Daylilies are loved by gardeners worldwide. While not used for formal flower arrangements, they bring beauty to the average garden. Easy to grow and hardy from USDA zones 1 through 11, these plants can adapt to, and thrive in, nearly any environment.
Gardeners who enjoy the company of canine companions may worry about the safety of their gardens, particularly if their dog thinks everything in the world belongs in his mouth. Knowing whether plants, including daylilies, are toxic, non-toxic or cause any ill effects allow gardeners to plant their plots without concern for their pups and avoid any interactions that can lead to costly veterinarian bills.
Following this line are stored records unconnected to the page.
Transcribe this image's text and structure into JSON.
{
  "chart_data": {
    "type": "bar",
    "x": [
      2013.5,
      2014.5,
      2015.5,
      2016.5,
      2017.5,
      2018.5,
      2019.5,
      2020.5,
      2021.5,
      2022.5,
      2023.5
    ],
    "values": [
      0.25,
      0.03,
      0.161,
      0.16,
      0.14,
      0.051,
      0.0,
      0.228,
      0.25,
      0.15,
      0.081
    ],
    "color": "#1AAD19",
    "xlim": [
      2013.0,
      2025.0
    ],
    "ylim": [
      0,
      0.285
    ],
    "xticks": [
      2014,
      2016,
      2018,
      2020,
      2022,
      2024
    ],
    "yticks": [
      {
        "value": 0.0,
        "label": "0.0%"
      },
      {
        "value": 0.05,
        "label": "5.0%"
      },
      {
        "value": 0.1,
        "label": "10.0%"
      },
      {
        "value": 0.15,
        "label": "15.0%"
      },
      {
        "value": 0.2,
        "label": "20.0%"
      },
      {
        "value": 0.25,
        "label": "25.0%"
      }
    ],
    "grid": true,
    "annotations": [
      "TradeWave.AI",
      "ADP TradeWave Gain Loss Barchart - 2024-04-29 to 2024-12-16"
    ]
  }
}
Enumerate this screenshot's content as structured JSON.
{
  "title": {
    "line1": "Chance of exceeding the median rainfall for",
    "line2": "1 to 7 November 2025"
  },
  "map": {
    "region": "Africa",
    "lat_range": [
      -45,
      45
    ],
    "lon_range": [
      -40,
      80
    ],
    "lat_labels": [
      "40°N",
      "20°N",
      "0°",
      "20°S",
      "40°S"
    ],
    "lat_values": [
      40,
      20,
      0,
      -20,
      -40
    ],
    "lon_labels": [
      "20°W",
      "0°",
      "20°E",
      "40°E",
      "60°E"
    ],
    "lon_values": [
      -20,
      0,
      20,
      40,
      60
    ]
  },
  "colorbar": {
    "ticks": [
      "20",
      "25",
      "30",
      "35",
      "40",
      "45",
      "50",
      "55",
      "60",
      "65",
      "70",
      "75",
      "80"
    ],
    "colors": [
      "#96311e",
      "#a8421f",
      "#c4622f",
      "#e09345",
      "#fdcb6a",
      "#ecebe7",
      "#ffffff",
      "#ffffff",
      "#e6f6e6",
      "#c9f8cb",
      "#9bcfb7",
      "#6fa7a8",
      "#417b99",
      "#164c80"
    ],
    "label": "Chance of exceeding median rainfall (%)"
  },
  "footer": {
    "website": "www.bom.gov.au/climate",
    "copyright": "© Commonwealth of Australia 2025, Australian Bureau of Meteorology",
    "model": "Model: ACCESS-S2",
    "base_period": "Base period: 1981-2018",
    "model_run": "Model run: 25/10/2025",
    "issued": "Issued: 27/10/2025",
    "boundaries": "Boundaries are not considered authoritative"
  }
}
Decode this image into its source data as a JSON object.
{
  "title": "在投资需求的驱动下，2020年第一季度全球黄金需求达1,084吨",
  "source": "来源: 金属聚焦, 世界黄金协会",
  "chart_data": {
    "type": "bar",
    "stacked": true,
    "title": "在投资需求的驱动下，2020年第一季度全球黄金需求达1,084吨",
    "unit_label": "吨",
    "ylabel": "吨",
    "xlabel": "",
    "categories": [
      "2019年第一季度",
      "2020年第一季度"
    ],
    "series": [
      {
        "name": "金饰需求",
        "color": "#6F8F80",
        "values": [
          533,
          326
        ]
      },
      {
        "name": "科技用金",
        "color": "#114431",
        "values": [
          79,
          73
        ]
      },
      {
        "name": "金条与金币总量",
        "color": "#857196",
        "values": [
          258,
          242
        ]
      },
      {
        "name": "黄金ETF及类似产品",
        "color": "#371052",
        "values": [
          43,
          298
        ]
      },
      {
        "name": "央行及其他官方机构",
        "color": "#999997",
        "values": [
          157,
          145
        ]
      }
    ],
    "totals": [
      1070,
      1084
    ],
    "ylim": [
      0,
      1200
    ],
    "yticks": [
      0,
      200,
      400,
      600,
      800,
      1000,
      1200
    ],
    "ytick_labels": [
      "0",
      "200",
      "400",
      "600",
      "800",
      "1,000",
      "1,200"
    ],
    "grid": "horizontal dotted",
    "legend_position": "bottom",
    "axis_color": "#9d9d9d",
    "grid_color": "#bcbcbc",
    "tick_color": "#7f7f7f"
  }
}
Upon first glance, you may think daylilies are a part of the Liliaceae family. After all, this genus contains most of the lilies on the planet. Daylilies belong to their very own family, however; the genus Hemerocallis. Native to parts of Europe and Asia, daylilies are perennial plants that bloom in proliferation in the spring and early summer months.
Many plants of the Liliaceae family are toxic to dogs. Hemerocallis spp. plants are not members of this family and, according to the American Society for the Prevention of Cruelty to Animals' Poison Control Center, do not pose a health risk to dogs. Some cultivars of this plant closely resemble the "Lily of the Palace" plant, Hippeastrum spp. which are extremely toxic to dogs, causing symptoms including but not limited to enteric distress, hyper-salivation, seizures, low blood pressure and erratic heartbeat.
While daylilies are considered non-toxic to dogs, they are extremely toxic to another household pet-- the cat. Feline nibblers who ingest the leaves, blooms or bulbs of the day lily are subject to acute or chronic kidney failure. The toxic principles in the daylily plant are unknown, making it impossible to know why this plant is toxic to cats and not dogs.
Despite its non-toxic status, dogs should not be allowed to nibble on daylilies unattended. Dogs are, by nature, carnivores. While ingestion of daylilies will not cause significant harm to your pooch, stomach-upset-including diarrhea and vomiting can occur due to the influx of plant matter that dogs cannot properly digest. This is not a life-threatening reaction, but is extremely uncomfortable to your dog and often results in the destruction of your daylilies.
It is advisable to make sure you know the scientific name of the plant you are dealing with. Due to the close resemblance of some members of plants outside of the Hemerocallis family, as well as the ambiguity of common names, dog-owning gardeners should cross-check the scientific name of their flowers with a list of toxic plants, such as the one published by the ASPCA.